70% kasus mengalami asidosis metabolik. Bila pasien menunjukkan hipotensi atau tidak
ada respons, dianjurkan pemberian natrium bikarbonat dengan dosis 1 mEq/kg BB secara
intravena. Jika pemeriksaan analisis gas darah dapat dilakukan, natrium bikarbonat diberikan
sesuai dengan rumus:
Na bikarbonat (mEq) = berat badan (kg) x deficit basa (mEq) x 0,3
Jalan napas harus dibersihkan dari kotoran dan dijamin tetap terbuka. Pada korban
hampir tenggelam yang banyak menelan air, risiko aspirasi muntahan sangat besar. Oleh karena
itu, lambung harus cepat dikosongkan dengan memakai pipa nasogastrik. Pengobatan selanjutnya
bergantung pada hasil evaluasi PaO2, PaCO2, dan pH darah. PaCO2 lebih dari 60 mmHg
merupakan indikasi untuk melakukan bantuan pernapasan. Bila terjadi kegagalan oksigenisasi
meskipun telah diberikan oksigen, perlu dilakukan intubasi endotrakeal. Inisial positive end-
expiratory pressure (PEEP) dimulai sekitar 5 cm H2O, dapat di naikkan bertahap hingga 10-15
cm H2O bila oksigenisasi masih belum adekuat (target SaO2>90%).
Pengobatan lain yang perlu dipertimbangkan adalah pemberian bronkodilator dan
antibiotik.
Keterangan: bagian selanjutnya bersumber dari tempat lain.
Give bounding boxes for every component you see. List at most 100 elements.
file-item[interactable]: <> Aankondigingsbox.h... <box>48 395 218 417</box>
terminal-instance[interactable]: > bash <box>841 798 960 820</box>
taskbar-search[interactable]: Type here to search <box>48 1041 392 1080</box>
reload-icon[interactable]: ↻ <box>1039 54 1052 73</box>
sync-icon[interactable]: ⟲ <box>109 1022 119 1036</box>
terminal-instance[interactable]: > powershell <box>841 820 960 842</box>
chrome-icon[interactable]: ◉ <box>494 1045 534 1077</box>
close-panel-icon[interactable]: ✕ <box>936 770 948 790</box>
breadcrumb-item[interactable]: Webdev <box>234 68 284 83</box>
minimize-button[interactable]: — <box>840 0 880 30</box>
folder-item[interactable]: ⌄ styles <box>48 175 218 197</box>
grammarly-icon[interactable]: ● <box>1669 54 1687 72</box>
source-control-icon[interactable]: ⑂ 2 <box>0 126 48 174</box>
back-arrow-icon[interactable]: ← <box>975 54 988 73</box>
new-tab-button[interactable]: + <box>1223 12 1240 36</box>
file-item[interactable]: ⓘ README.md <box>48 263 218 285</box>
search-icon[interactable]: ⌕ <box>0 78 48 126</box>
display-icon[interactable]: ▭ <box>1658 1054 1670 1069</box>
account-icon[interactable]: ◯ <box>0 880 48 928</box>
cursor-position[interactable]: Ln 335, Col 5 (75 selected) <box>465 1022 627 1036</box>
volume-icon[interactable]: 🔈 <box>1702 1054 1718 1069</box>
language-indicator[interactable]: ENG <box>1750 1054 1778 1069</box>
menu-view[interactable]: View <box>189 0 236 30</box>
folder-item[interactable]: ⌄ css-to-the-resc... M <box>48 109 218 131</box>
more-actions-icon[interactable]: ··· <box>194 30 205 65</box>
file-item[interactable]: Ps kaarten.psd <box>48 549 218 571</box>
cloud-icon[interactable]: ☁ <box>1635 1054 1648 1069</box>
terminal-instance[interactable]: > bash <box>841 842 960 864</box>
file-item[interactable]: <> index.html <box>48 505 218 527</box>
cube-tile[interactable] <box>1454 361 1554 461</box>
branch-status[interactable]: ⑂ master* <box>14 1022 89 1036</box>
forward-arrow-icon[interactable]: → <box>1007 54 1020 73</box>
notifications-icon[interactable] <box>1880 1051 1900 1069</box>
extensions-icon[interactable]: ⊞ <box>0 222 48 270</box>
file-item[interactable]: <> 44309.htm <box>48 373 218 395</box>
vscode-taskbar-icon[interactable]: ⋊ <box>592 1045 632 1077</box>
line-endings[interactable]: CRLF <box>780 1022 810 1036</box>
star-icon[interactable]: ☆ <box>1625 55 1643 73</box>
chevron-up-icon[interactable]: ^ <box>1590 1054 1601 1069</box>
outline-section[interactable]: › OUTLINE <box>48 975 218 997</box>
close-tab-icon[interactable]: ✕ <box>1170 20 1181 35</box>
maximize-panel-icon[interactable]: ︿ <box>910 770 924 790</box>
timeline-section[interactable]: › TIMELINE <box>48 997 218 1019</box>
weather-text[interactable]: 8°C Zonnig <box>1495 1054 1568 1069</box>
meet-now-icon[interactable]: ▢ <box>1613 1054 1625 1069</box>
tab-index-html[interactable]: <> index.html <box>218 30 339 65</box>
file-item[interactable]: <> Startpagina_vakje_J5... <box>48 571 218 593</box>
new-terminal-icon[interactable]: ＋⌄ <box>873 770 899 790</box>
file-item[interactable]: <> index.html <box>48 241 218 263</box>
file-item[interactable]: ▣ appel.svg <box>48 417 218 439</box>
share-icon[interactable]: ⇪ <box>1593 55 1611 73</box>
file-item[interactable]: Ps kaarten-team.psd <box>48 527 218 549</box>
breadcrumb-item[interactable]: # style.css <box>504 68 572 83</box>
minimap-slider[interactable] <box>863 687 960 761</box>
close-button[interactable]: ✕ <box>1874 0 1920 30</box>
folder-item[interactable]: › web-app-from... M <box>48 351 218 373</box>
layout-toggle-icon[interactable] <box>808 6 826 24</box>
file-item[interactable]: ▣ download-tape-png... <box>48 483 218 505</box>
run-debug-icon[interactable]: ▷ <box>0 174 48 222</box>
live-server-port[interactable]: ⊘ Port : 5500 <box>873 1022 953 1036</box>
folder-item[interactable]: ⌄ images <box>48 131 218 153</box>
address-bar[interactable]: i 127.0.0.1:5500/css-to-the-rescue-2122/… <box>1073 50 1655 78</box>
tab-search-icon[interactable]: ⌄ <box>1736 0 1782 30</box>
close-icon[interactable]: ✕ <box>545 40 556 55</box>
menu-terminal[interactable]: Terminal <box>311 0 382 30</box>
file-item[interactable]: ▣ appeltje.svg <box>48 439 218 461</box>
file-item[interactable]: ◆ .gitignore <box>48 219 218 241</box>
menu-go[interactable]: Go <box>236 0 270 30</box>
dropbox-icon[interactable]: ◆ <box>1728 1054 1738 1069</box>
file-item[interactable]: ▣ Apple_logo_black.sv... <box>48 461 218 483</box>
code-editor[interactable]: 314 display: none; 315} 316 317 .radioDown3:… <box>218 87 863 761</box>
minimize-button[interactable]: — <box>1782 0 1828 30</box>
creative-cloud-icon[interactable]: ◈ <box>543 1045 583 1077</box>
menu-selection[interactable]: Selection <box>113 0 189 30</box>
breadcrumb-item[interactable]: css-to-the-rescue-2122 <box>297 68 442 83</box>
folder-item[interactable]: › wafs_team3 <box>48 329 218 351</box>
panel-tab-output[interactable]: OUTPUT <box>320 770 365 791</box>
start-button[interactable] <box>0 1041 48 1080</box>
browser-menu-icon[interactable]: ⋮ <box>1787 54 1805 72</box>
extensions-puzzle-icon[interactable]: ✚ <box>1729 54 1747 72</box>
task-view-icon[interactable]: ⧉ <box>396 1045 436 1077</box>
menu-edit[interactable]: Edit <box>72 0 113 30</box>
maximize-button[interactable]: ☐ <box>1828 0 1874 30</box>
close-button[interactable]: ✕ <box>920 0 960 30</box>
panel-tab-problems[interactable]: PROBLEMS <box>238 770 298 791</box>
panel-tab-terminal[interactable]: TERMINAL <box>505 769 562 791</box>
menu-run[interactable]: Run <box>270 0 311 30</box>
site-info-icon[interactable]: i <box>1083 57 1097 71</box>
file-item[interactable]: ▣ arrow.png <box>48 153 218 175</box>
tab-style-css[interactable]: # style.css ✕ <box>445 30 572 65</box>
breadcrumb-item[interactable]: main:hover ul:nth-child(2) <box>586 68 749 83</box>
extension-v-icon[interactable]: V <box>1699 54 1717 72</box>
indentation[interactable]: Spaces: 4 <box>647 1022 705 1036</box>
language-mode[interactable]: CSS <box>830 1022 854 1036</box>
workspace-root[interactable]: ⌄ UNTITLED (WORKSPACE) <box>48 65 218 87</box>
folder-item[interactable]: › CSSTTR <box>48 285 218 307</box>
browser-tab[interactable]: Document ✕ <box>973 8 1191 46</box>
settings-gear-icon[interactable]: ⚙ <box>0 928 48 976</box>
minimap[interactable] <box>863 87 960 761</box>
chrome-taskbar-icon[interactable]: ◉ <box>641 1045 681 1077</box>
Jika pada pemeriksaan fisis didapatkan bronkospasme, pemberian bronkodilator
seperti aminofilin intravena atau nebulisasi agonis-β2 akan memberikan hasil yang baik.
Pemberian antibiotik pada saat awal tidak dianjurkan, meskipun seringkali air yang diaspirasi
mengalami kontaminasi. Oleh karena itu perlu pemeriksaan kultur darah, kultur sputum, jumlah
lekosit, dan analisis tanda vital. Pemilihan antibiotik dilakukan berdasarkan kultur darah atau
sputum. Penggunaan obat steroid tidak dianjurkan karena tidak ada bukti baik secara klinis
maupun eksperimental yang menunjukkan bahwa penggunaannya bermanfaat.